Tuesday, February 07, 2023

 

Good Enough for Your Forefathers

Ronald Blythe, Akenfield: Portrait of an English Village (New York: Pantheon, 1969), pp. 285-286 (William Russ, gravedigger, speaking):
Every parson you come into contact with will have different ways about death. You can't keep 'em in order, you know, these damned parsons! They'll all think different if they can. They'll either cut things out of the Burial Service or stuff things in. It's no use giving the mourners a book so they can follow what is going on. Now old Canon Watson, he'd give you the Service, no more and no less. But the majority of parsons use the 1928 version—which, I agree, is much more cheerful. There’s nothing in it like that bit of Job where it talks about the skin worms destroying the body, for instance. Nor that bit about corruption from Corinthians. They say these things are morbid. Well they are morbid. It is what people need when they are staring down at the grave-dirt.

It's the same with the Litany. I said to the old Bishop, 'How often could you walk into a church now and hear the Litany read? Or the Athanasian Creed—and that should be said at least three times a year!' 'Ho! ho!' says he, 'it's all out of date.' I said, 'What was good enough for your forefathers should be good enough for you.' 'Ho! ho!' he says.

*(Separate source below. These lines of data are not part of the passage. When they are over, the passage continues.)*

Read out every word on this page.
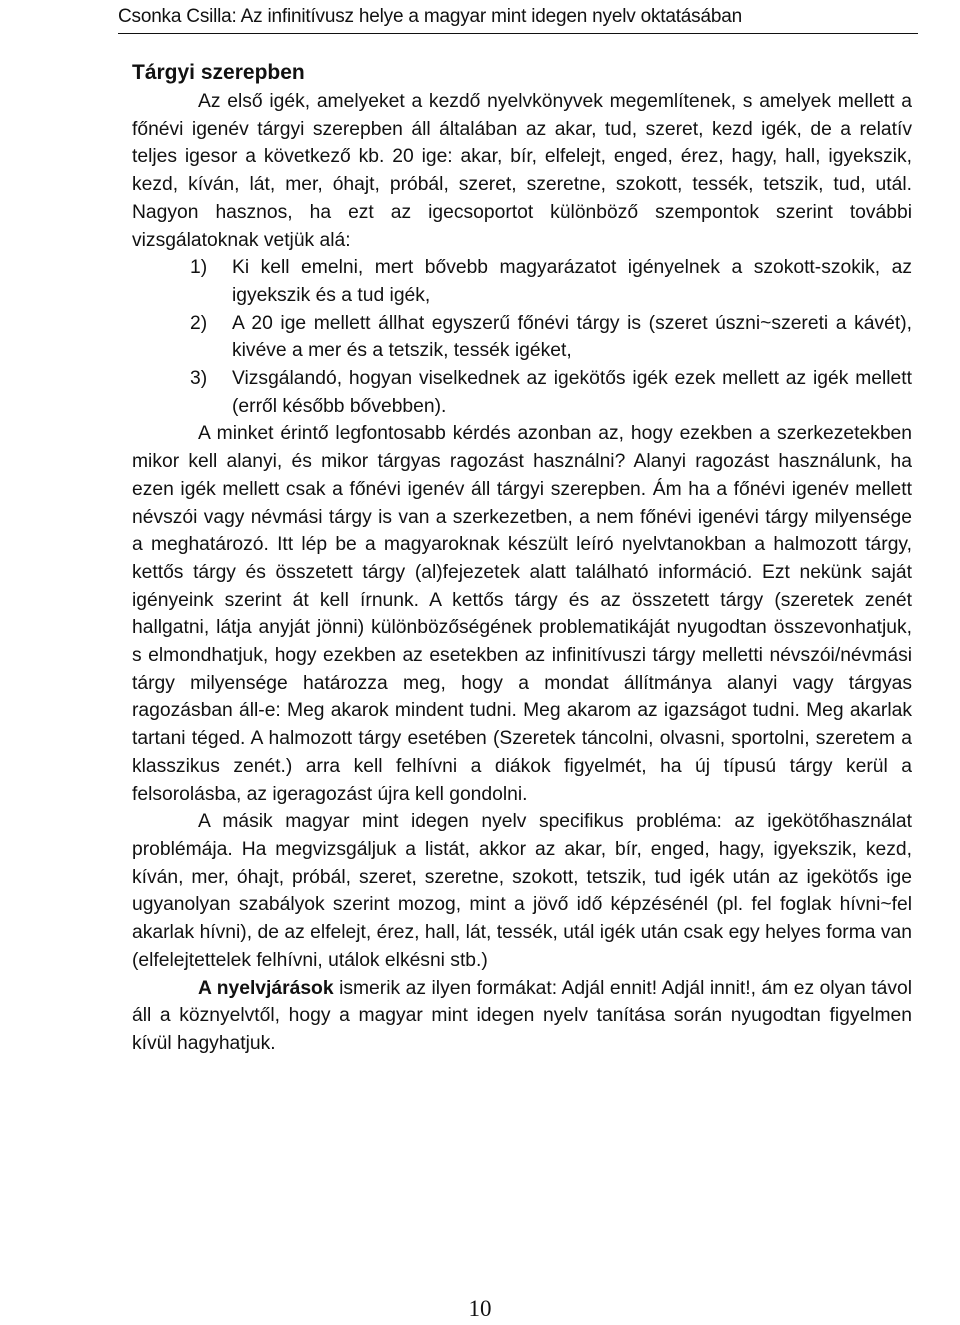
Csonka Csilla: Az infinitívusz helye a magyar mint idegen nyelv oktatásában
Tárgyi szerepben

Az első igék, amelyeket a kezdő nyelvkönyvek megemlítenek, s amelyek mellett a főnévi igenév tárgyi szerepben áll általában az akar, tud, szeret, kezd igék, de a relatív teljes igesor a következő kb. 20 ige: akar, bír, elfelejt, enged, érez, hagy, hall, igyekszik, kezd, kíván, lát, mer, óhajt, próbál, szeret, szeretne, szokott, tessék, tetszik, tud, utál. Nagyon hasznos, ha ezt az igecsoportot különböző szempontok szerint további vizsgálatoknak vetjük alá:

1) Ki kell emelni, mert bővebb magyarázatot igényelnek a szokott-szokik, az igyekszik és a tud igék,

2) A 20 ige mellett állhat egyszerű főnévi tárgy is (szeret úszni~szereti a kávét), kivéve a mer és a tetszik, tessék igéket,

3) Vizsgálandó, hogyan viselkednek az igekötős igék ezek mellett az igék mellett (erről később bővebben).

A minket érintő legfontosabb kérdés azonban az, hogy ezekben a szerkezetekben mikor kell alanyi, és mikor tárgyas ragozást használni? Alanyi ragozást használunk, ha ezen igék mellett csak a főnévi igenév áll tárgyi szerepben. Ám ha a főnévi igenév mellett névszói vagy névmási tárgy is van a szerkezetben, a nem főnévi igenévi tárgy milyensége a meghatározó. Itt lép be a magyaroknak készült leíró nyelvtanokban a halmozott tárgy, kettős tárgy és összetett tárgy (al)fejezetek alatt található információ. Ezt nekünk saját igényeink szerint át kell írnunk. A kettős tárgy és az összetett tárgy (szeretek zenét hallgatni, látja anyját jönni) különbözőségének problematikáját nyugodtan összevonhatjuk, s elmondhatjuk, hogy ezekben az esetekben az infinitívuszi tárgy melletti névszói/névmási tárgy milyensége határozza meg, hogy a mondat állítmánya alanyi vagy tárgyas ragozásban áll-e: Meg akarok mindent tudni. Meg akarom az igazságot tudni. Meg akarlak tartani téged. A halmozott tárgy esetében (Szeretek táncolni, olvasni, sportolni, szeretem a klasszikus zenét.) arra kell felhívni a diákok figyelmét, ha új típusú tárgy kerül a felsorolásba, az igeragozást újra kell gondolni.

A másik magyar mint idegen nyelv specifikus probléma: az igekötőhasználat problémája. Ha megvizsgáljuk a listát, akkor az akar, bír, enged, hagy, igyekszik, kezd, kíván, mer, óhajt, próbál, szeret, szeretne, szokott, tetszik, tud igék után az igekötős ige ugyanolyan szabályok szerint mozog, mint a jövő idő képzésénél (pl. fel foglak hívni~fel akarlak hívni), de az elfelejt, érez, hall, lát, tessék, utál igék után csak egy helyes forma van (elfelejtettelek felhívni, utálok elkésni stb.)

A nyelvjárások ismerik az ilyen formákat: Adjál ennit! Adjál innit!, ám ez olyan távol áll a köznyelvtől, hogy a magyar mint idegen nyelv tanítása során nyugodtan figyelmen kívül hagyhatjuk.

10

The clergy don't stick to religion as we knew it. They do things that are forbidden. They are pulling the Bible to pieces. Altering, altering. . . .I said to the Bishop, 'What do you think of parsons, my lord?' He said, 'What do you?' I said, 'Well they don't preach hellfire. They used to, why don't they now?' He said, 'What, are you blaming the parsons?' 'Certainly,' I said. 'All these parsons preach is the love of God. But they leave out the wrath. What is the use of love without wrath? Tell me that,' I said, 'You are told what will happen to you if you obey His will, so it is only fair that you should know what will happen to you if you don't.' People aren't frightened any more, that is the trouble. If they had to do my work they would know that life is a frightening business.